2011 Global Leadership Summit Session 6b Notes: Henry Cloud #wcagls
One-size-fits-all doesn’t work when it comes to managing the human side of an organization. People come in different personality types, some requiring a specific leadership approach. Who deserves continued investment and who doesn’t? Can you turn someone’s performance around? Here’s the danger: if you don’t know how to deal differently with different kinds of people—especially the difficult ones—they can derail your entire vision. Drawing on the wisdom of 20 years of coaching top business and church leaders, Dr. Cloud presents concepts that can expand your capacity for accurately assessing and managing each person on your team. “These leadership concepts,” says Bill Hybels, “have forever changed the way I lead.”
- In my conversation with leaders, they almost always turns to a discussion about “that guy”
- Wherever you are God has called you to be a steward over a vision.
- Are you going to allow “that guy” to stop this vision?
- What does a person do when reality hits them?
- Feedback is not that easy to hear sometimes.
- You make an assumption as a leader. You’re a kind, responsible person. You hear feedback & adjust. You think other are people are like you.
- Not everybody is the same, therefore you cannot deal with every person the same.

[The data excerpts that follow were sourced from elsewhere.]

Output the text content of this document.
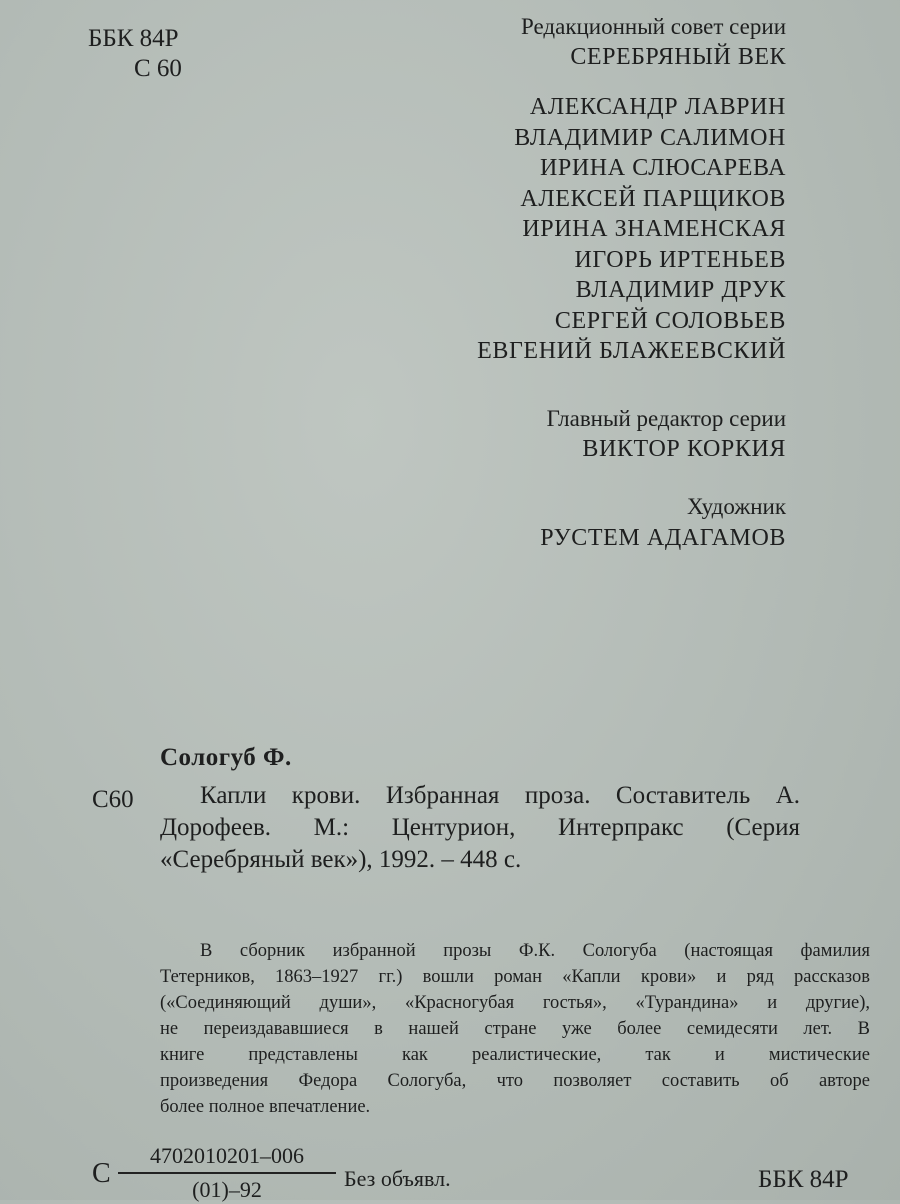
ББК 84Р
С 60
Редакционный совет серии
СЕРЕБРЯНЫЙ ВЕК
АЛЕКСАНДР ЛАВРИН
ВЛАДИМИР САЛИМОН
ИРИНА СЛЮСАРЕВА
АЛЕКСЕЙ ПАРЩИКОВ
ИРИНА ЗНАМЕНСКАЯ
ИГОРЬ ИРТЕНЬЕВ
ВЛАДИМИР ДРУК
СЕРГЕЙ СОЛОВЬЕВ
ЕВГЕНИЙ БЛАЖЕЕВСКИЙ
Главный редактор серии
ВИКТОР КОРКИЯ
Художник
РУСТЕМ АДАГАМОВ
Сологуб Ф.
С60	Капли крови. Избранная проза. Составитель А.
Дорофеев. М.: Центурион, Интерпракс (Серия
«Серебряный век»), 1992. – 448 с.
В сборник избранной прозы Ф.К. Сологуба (настоящая фамилия
Тетерников, 1863–1927 гг.) вошли роман «Капли крови» и ряд рассказов
(«Соединяющий души», «Красногубая гостья», «Турандина» и другие),
не переиздававшиеся в нашей стране уже более семидесяти лет. В
книге представлены как реалистические, так и мистические
произведения Федора Сологуба, что позволяет составить об авторе
более полное впечатление.
С
4702010201–006
(01)–92	Без объявл.	ББК 84Р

- You’ve got to diagnose who you’re talking to and then deal with them appropriately.
- We’re going to give you 3 categories of people: wise, fools, bad
- All of us have all of these parts, it’s just that some people make a career out of one of them.
- When the truth comes to them, the person adjusts themself to match the truth.
- When you confront them, they thank you.
- When leading a wise person, you talk to them, coach them, give them feedback.
- With a wise person the challenge is to make sure they are a match for what you want them to do.
- Give them good feedback & coaching
- Keep them challenged.
- Could be the smartest, most gifted person at the table.
- The fool… when the light shows up, they adjust the light. They try to dim it, adjust the truth.
- Or they shoot the messenger.
- They deny, minimize. They get angry.
- They can’t own it.
- As a leader, when you get hopeless about a fool receiving feedback, it’s a good thing.
- Do not confront or correct a fool, lest you incite insults upon yourself.
- Stop talking!
- Limit your exposure to the problem.
- Ask, “What is it about this that makes it hard to receive?”
- What will we do if this happens again? Predetermine consequences.
- Fools change when they must feel and camp out in truth… forced to change.
- They want to inflict pain. Destruction is in their heart.
- It’s hard for an optimistic person to believe that there really are bad people.
- Reject a divisive person after a second warning. Have nothing to do with them.